- 先日の7月最初の日曜日に行われました小学6年生の首都圏模試の問題を見ました。国語の長文問題を見て驚きました。あさのあつこさんの『ラストイニング』という作品が使われていたのです。これは、あさのあつこさんの傑作『バッテリー』という物語の続編です。
- 『バッテリー』という作品をご存知でしょうか? 最近、映画にもなりましたので、そちらをご覧になった方もいらっしゃるかもしれません。もともとは児童書として発売された本です。ぼくもそのときに読みました。その後、じわじわと人気が広がり、とうとう大人も読めるようにということでしょうか、角川文庫でも発売され、一気に人気が出てベストセラーとなりました。全6巻で完結しています。
- この物語はすばらしい野球の才能を持った少年が主人公です。その才能ゆえに、まわりの人たち(大人も子どもも)は、時に反発したり、傷ついたりします。もちろん、主人公の男の子も、同じように反発し、傷ついていきます。

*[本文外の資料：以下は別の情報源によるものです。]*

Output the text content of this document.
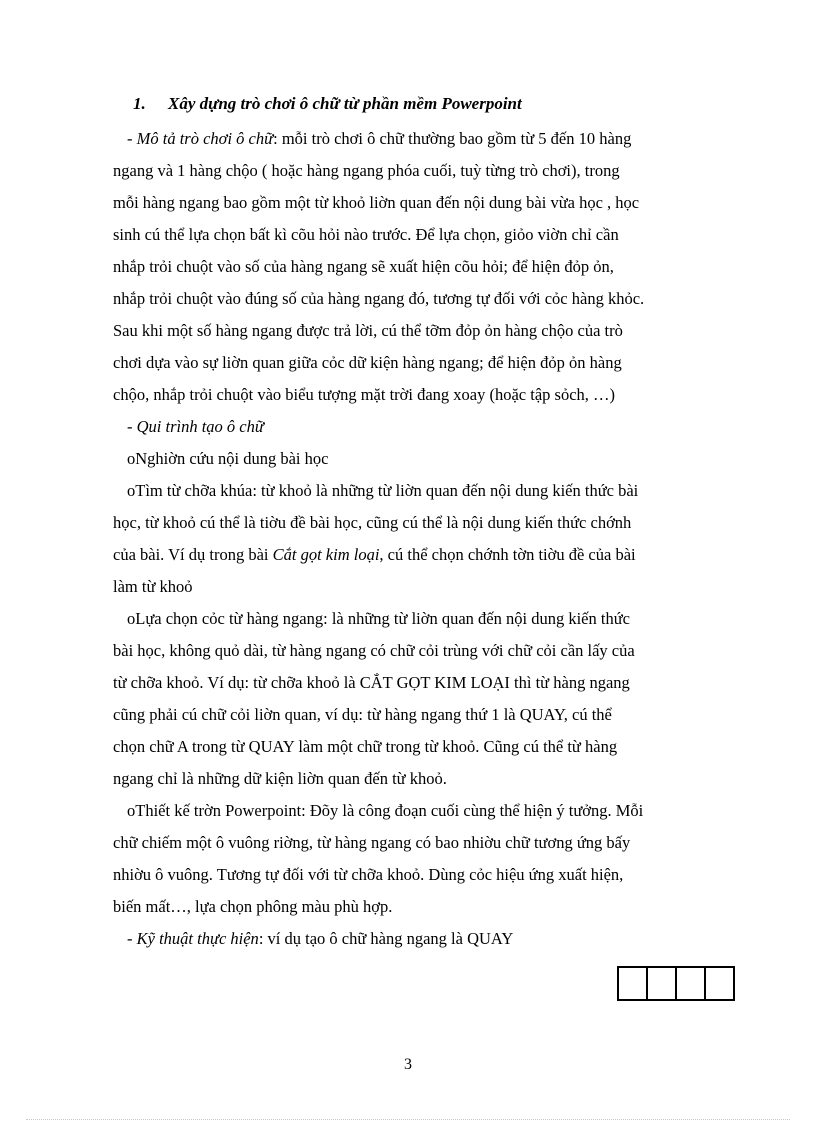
1. Xây dựng trò chơi ô chữ từ phần mềm Powerpoint

- Mô tả trò chơi ô chữ: mỗi trò chơi ô chữ thường bao gồm từ 5 đến 10 hàng

ngang và 1 hàng chộo ( hoặc hàng ngang phóa cuối, tuỳ từng trò chơi), trong

mỗi hàng ngang bao gồm một từ khoỏ liờn quan đến nội dung bài vừa học , học

sinh cú thể lựa chọn bất kì cõu hỏi nào trước. Để lựa chọn, giỏo viờn chỉ cần

nhắp trỏi chuột vào số của hàng ngang sẽ xuất hiện cõu hỏi; để hiện đỏp ỏn,

nhắp trỏi chuột vào đúng số của hàng ngang đó, tương tự đối với cỏc hàng khỏc.

Sau khi một số hàng ngang được trả lời, cú thể tỡm đỏp ỏn hàng chộo của trò

chơi dựa vào sự liờn quan giữa cỏc dữ kiện hàng ngang; để hiện đỏp ỏn hàng

chộo, nhắp trỏi chuột vào biểu tượng mặt trời đang xoay (hoặc tập sỏch, …)

- Qui trình tạo ô chữ

oNghiờn cứu nội dung bài học

oTìm từ chỡa khúa: từ khoỏ là những từ liờn quan đến nội dung kiến thức bài

học, từ khoỏ cú thể là tiờu đề bài học, cũng cú thể là nội dung kiến thức chớnh

của bài. Ví dụ trong bài Cắt gọt kim loại, cú thể chọn chớnh tờn tiờu đề của bài

làm từ khoỏ

oLựa chọn cỏc từ hàng ngang: là những từ liờn quan đến nội dung kiến thức

bài học, không quỏ dài, từ hàng ngang có chữ cỏi trùng với chữ cỏi cần lấy của

từ chỡa khoỏ. Ví dụ: từ chỡa khoỏ là CẮT GỌT KIM LOẠI thì từ hàng ngang

cũng phải cú chữ cỏi liờn quan, ví dụ: từ hàng ngang thứ 1 là QUAY, cú thể

chọn chữ A trong từ QUAY làm một chữ trong từ khoỏ. Cũng cú thể từ hàng

ngang chỉ là những dữ kiện liờn quan đến từ khoỏ.

oThiết kế trờn Powerpoint: Đõy là công đoạn cuối cùng thể hiện ý tưởng. Mỗi

chữ chiếm một ô vuông riờng, từ hàng ngang có bao nhiờu chữ tương ứng bấy

nhiờu ô vuông. Tương tự đối với từ chỡa khoỏ. Dùng cỏc hiệu ứng xuất hiện,

biến mất…, lựa chọn phông màu phù hợp.

- Kỹ thuật thực hiện: ví dụ tạo ô chữ hàng ngang là QUAY

3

- ぼくは、小学校高学年くらいから中学生くらいの子に、「なにかおもしろい本ない?」と聞かれるたびに、よくこのシリーズを薦めていました。物語は決して安易な結末へは向かいません。悩みも、反発も、怒りも、あらゆる感情を抱えたまま、それでも、主人公は自分を信じて投げ続けていくのです。読んでいて非常にこちらの胸も熱くなる本でした。
- 『ラストイニング』はその『バッテリー』の続編なのですが、今年の2月くらいに出た本です。『バッテリー』シリーズの名脇役が主人公になっている本です。あさのあつこさんは『バッテリー』人気の影響か、中学入試の問題にもここ数年よく出るようになりましたが、半年もたたずに、7月の模試にまで使われるとは思いませんでした。中学受験をする子は、とりあえず『バッテリー』くらいは目を通しておこう……、という考えもちらりと頭に浮かびましたが、まずは、とにかくおもしろい本! ということでこのシリーズを読んでほしいと思います。本当におすすめです。